Wickedness Overthroweth the Sinner: Sin's Destructive Cascade
Proverbs 13:6 declares that wickedness overthroweth the sinner—a principle rooted in the nature of moral cause and effect. Sin, defined in 1 John 3:4 as paranomia (transgression of law), springs from contempt of God's authority and forfeiture of His favour. The sinner who refuses Christ—the Saviour from sin—violates the gospel law of liberty and love.
Wickedness operates as the sinner's comprehensive ruin across five destructive dimensions. First, it exhausts property: the passions grow clamorous and reckless until gratified, depleting every resource. Second, it blasts reputation—sin can never be deemed honourable on correct principles. Third, it destroys health; intemperance naturally undermines even the strongest constitution. Fourth, it hastens death's approach. Fifth and finally, it effects the damnation of the soul itself.

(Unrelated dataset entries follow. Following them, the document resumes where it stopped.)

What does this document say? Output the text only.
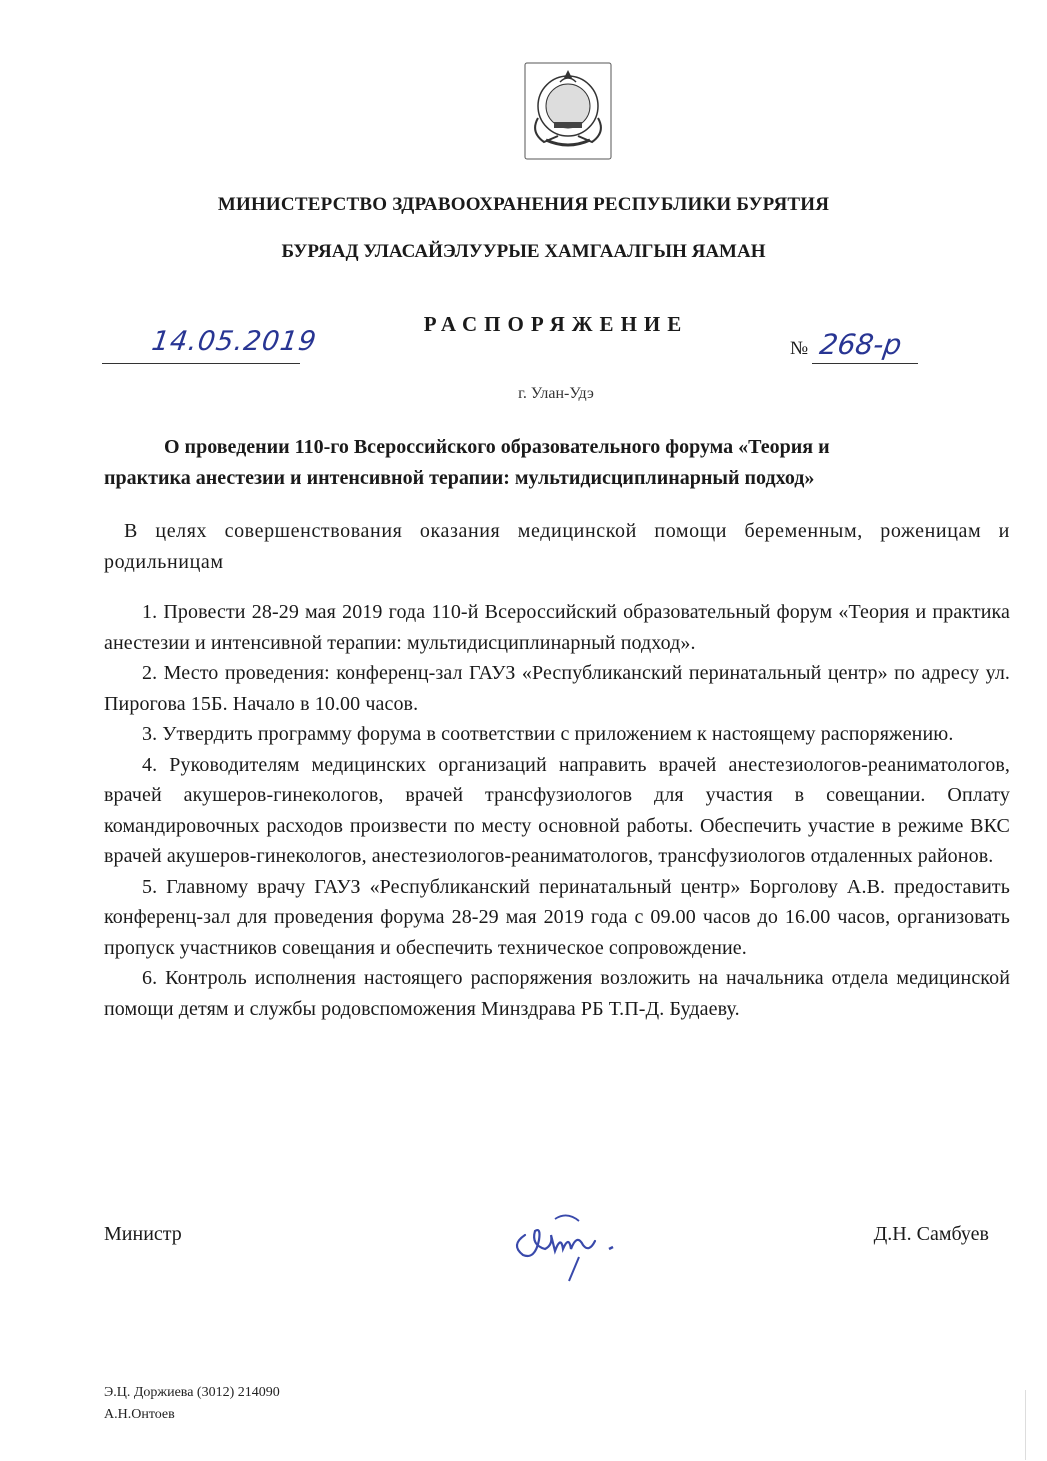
МИНИСТЕРСТВО ЗДРАВООХРАНЕНИЯ РЕСПУБЛИКИ БУРЯТИЯ
БУРЯАД УЛАСАЙЭЛУУРЫЕ ХАМГААЛГЫН ЯАМАН
РАСПОРЯЖЕНИЕ
14.05.2019	№ 268-р
г. Улан-Удэ
О проведении 110-го Всероссийского образовательного форума «Теория и
практика анестезии и интенсивной терапии: мультидисциплинарный подход»
В целях совершенствования оказания медицинской помощи беременным, роженицам и родильницам

1. Провести 28-29 мая 2019 года 110-й Всероссийский образовательный форум «Теория и практика анестезии и интенсивной терапии: мультидисциплинарный подход».

2. Место проведения: конференц-зал ГАУЗ «Республиканский перинатальный центр» по адресу ул. Пирогова 15Б. Начало в 10.00 часов.

3. Утвердить программу форума в соответствии с приложением к настоящему распоряжению.

4. Руководителям медицинских организаций направить врачей анестезиологов-реаниматологов, врачей акушеров-гинекологов, врачей трансфузиологов для участия в совещании. Оплату командировочных расходов произвести по месту основной работы. Обеспечить участие в режиме ВКС врачей акушеров-гинекологов, анестезиологов-реаниматологов, трансфузиологов отдаленных районов.

5. Главному врачу ГАУЗ «Республиканский перинатальный центр» Борголову А.В. предоставить конференц-зал для проведения форума 28-29 мая 2019 года с 09.00 часов до 16.00 часов, организовать пропуск участников совещания и обеспечить техническое сопровождение.

6. Контроль исполнения настоящего распоряжения возложить на начальника отдела медицинской помощи детям и службы родовспоможения Минздрава РБ Т.П-Д. Будаеву.

Министр	Д.Н. Самбуев
Э.Ц. Доржиева (3012) 214090
А.Н.Онтоев
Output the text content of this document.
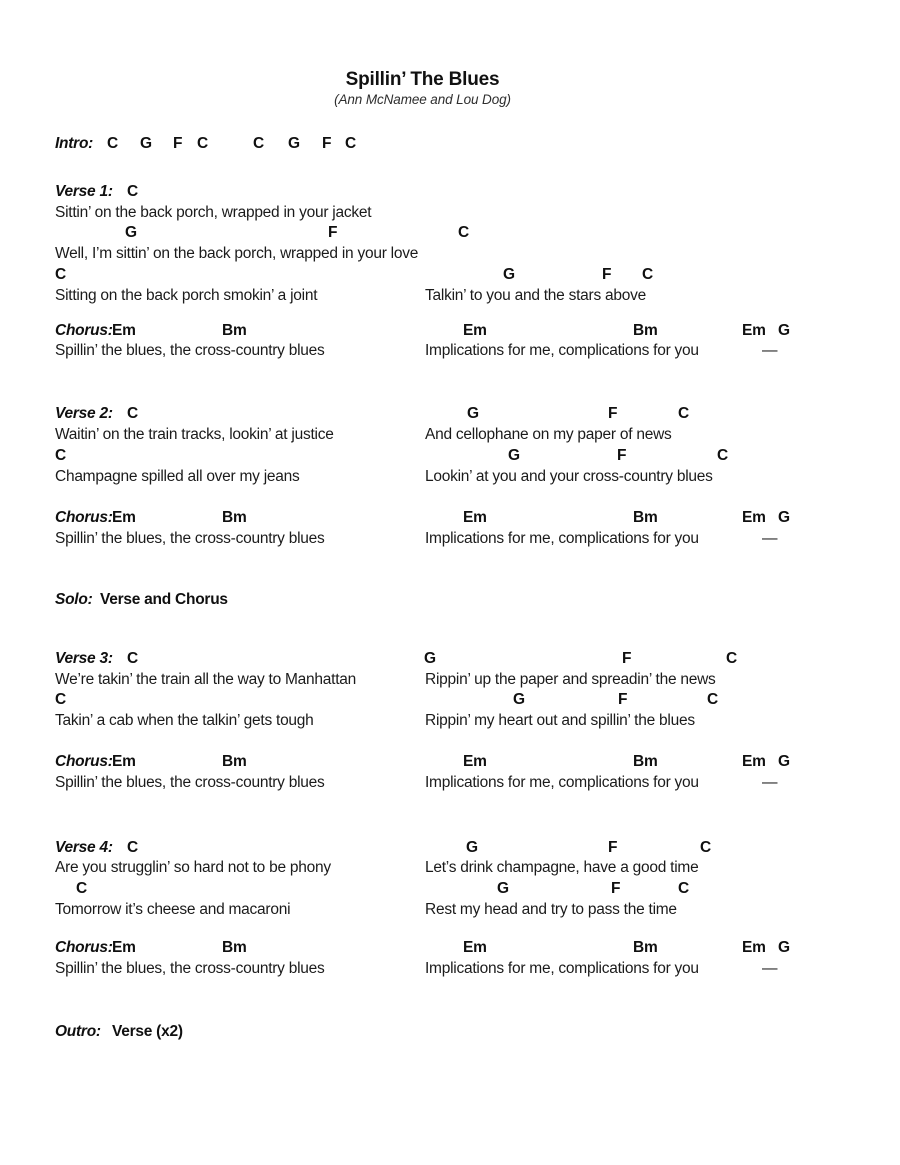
Spillin’ The Blues
(Ann McNamee and Lou Dog)
Intro: C G F C	C G F C
Verse 1: C
Sittin’ on the back porch, wrapped in your jacket
G	F	C
Well, I’m sittin’ on the back porch, wrapped in your love
C	G	F C
Sitting on the back porch smokin’ a joint	Talkin’ to you and the stars above
Chorus: Em	Bm	Em	Bm	Em G
Spillin’ the blues, the cross-country blues	Implications for me, complications for you	—
Verse 2: C	G	F	C
Waitin’ on the train tracks, lookin’ at justice	And cellophane on my paper of news
C	G	F	C
Champagne spilled all over my jeans	Lookin’ at you and your cross-country blues
Chorus: Em	Bm	Em	Bm	Em G
Spillin’ the blues, the cross-country blues	Implications for me, complications for you	—
Solo: Verse and Chorus
Verse 3: C	G	F	C
We’re takin’ the train all the way to Manhattan	Rippin’ up the paper and spreadin’ the news
C	G	F	C
Takin’ a cab when the talkin’ gets tough	Rippin’ my heart out and spillin’ the blues
Chorus: Em	Bm	Em	Bm	Em G
Spillin’ the blues, the cross-country blues	Implications for me, complications for you	—
Verse 4: C	G	F	C
Are you strugglin’ so hard not to be phony	Let’s drink champagne, have a good time
C	G	F	C
Tomorrow it’s cheese and macaroni	Rest my head and try to pass the time
Chorus: Em	Bm	Em	Bm	Em G
Spillin’ the blues, the cross-country blues	Implications for me, complications for you	—
Outro: Verse (x2)
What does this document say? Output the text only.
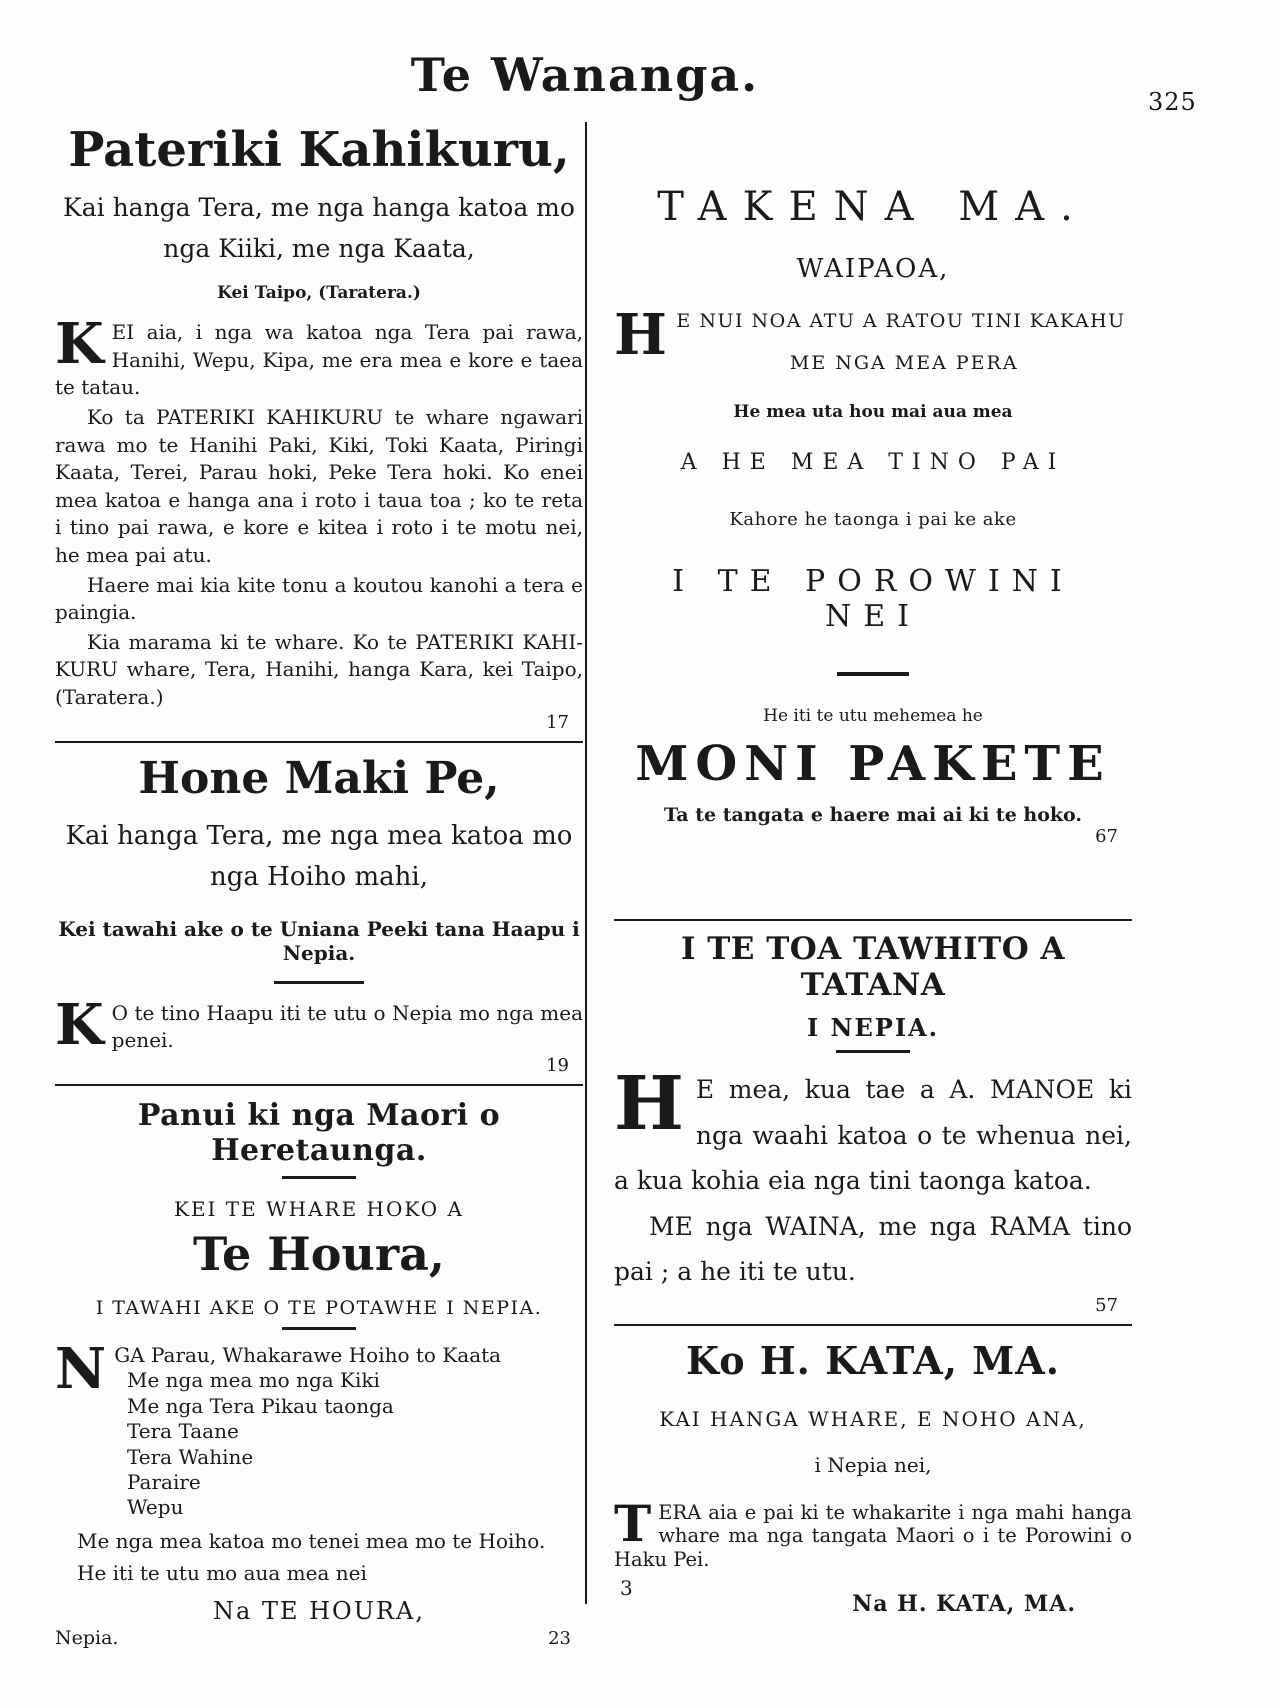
Te Wananga.	325
Pateriki Kahikuru,
Kai hanga Tera, me nga hanga katoa mo nga Kiiki, me nga Kaata,
Kei Taipo, (Taratera.)

KEI aia, i nga wa katoa nga Tera pai rawa, Hanihi, Wepu, Kipa, me era mea e kore e taea te tatau.

Ko ta PATERIKI KAHIKURU te whare ngawari rawa mo te Hanihi Paki, Kiki, Toki Kaata, Piringi Kaata, Terei, Parau hoki, Peke Tera hoki. Ko enei mea katoa e hanga ana i roto i taua toa ; ko te reta i tino pai rawa, e kore e kitea i roto i te motu nei, he mea pai atu.

Haere mai kia kite tonu a koutou kanohi a tera e paingia.

Kia marama ki te whare. Ko te PATERIKI KAHI-KURU whare, Tera, Hanihi, hanga Kara, kei Taipo, (Taratera.)

17
Hone Maki Pe,
Kai hanga Tera, me nga mea katoa mo nga Hoiho mahi,
Kei tawahi ake o te Uniana Peeki tana Haapu i Nepia.

K O te tino Haapu iti te utu o Nepia mo nga mea penei.

19
Panui ki nga Maori o Heretaunga.
KEI TE WHARE HOKO A
Te Houra,
I TAWAHI AKE O TE POTAWHE I NEPIA.
NGA Parau, Whakarawe Hoiho to Kaata
Me nga mea mo nga Kiki
Me nga Tera Pikau taonga
Tera Taane
Tera Wahine
Paraire
Wepu
Me nga mea katoa mo tenei mea mo te Hoiho.
He iti te utu mo aua mea nei
Na TE HOURA,
Nepia.	23
TAKENA MA.
WAIPAOA,
H E NUI NOA ATU A RATOU TINI KAKAHU
ME NGA MEA PERA
He mea uta hou mai aua mea
A HE MEA TINO PAI
Kahore he taonga i pai ke ake
I TE POROWINI NEI
He iti te utu mehemea he
MONI PAKETE
Ta te tangata e haere mai ai ki te hoko.
67
I TE TOA TAWHITO A TATANA
I NEPIA.

H E mea, kua tae a A. MANOE ki nga waahi katoa o te whenua nei, a kua kohia eia nga tini taonga katoa.

ME nga WAINA, me nga RAMA tino pai ; a he iti te utu.

57
Ko H. KATA, MA.
KAI HANGA WHARE, E NOHO ANA,
i Nepia nei,

TERA aia e pai ki te whakarite i nga mahi hanga whare ma nga tangata Maori o i te Porowini o Haku Pei.

Na H. KATA, MA.
3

The Victorian preacher observed that the sinner becomes "a wreck, floating about like a derelict log"—his happiness wrecked, his future prospects destroyed. Yet this overthrow is not external punishment arbitrarily imposed; wickedness works its own punishment through the inviolable structure of moral law.
The remedy stands singular: securing true religion through repentance toward God and faith in our Lord Jesus Christ. Every person's interest lies in hating and shunning sin. The perishing sinner, standing accountable before Adonai, has no one to blame but himself.